Recent examples include:
“A sunburn on my chest sophomore year—red, like a siren sunrise.”
“White male nostalgia is choking us to death.”
“We are the North Star, each body our own.”
In sixth grade, my stepfather gave me my first laptop, a old IBM brick, which I saved and re-saved my first epic to, printing the pages every so often, and clipping them to my plastic Sanrio clipboard, where I would then edit them with a red ballpoint.
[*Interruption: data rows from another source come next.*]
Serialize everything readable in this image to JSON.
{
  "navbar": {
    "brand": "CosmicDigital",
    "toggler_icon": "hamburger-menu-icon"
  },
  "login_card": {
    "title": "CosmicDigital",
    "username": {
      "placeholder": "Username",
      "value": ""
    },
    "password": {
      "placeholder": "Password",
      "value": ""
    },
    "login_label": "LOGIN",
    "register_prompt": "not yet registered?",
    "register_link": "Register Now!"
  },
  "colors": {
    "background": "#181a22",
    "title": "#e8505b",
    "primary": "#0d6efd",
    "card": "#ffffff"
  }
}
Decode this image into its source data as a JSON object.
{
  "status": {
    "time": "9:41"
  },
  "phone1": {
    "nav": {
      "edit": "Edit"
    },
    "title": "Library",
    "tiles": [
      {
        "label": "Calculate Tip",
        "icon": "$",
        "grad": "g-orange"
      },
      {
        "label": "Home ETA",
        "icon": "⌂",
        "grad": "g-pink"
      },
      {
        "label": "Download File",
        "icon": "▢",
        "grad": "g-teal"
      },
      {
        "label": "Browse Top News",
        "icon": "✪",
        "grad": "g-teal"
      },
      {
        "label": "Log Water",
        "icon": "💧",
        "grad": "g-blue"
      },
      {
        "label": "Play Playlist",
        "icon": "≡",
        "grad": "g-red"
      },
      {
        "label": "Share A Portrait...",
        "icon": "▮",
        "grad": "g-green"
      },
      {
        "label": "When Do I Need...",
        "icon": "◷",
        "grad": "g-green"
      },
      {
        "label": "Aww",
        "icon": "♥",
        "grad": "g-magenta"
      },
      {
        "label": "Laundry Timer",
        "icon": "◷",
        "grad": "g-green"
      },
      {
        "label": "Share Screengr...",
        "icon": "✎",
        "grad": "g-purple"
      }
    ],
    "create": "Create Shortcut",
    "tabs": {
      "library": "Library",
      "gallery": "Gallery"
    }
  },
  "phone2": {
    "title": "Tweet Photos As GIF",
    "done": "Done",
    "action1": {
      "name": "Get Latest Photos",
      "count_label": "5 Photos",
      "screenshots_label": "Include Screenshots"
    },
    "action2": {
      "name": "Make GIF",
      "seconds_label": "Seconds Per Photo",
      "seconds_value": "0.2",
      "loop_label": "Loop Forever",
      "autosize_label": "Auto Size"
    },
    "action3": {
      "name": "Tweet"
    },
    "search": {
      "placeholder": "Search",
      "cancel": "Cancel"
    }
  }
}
In high school, I excelled in essay writing, though I never developed much of an affinity for it. Increasingly, it became difficult not to invent the truth, for while the saying goes “life is often stranger than fiction” (and certainly this could be said of my own), fictional stories allowed me a certain kind of detachment, the ability to slide into a character, to foment exciting plots, to live a life bigger than my own.
There is something so alluring about the ability to disengage from reality, to live a different life, to travel, to navigate a different social class, a new gender. Such is the benefit of great fiction, this delicate balance between the world the author has created and the way in which the reader has imagined it. Perhaps this is why I am now so enamored with the short form, and its ability to give you just enough.
Hopefully, with this story I have left enough unwritten. Hopefully it takes you to a place I could not have imagined, for in many ways, you, the reader, have created it.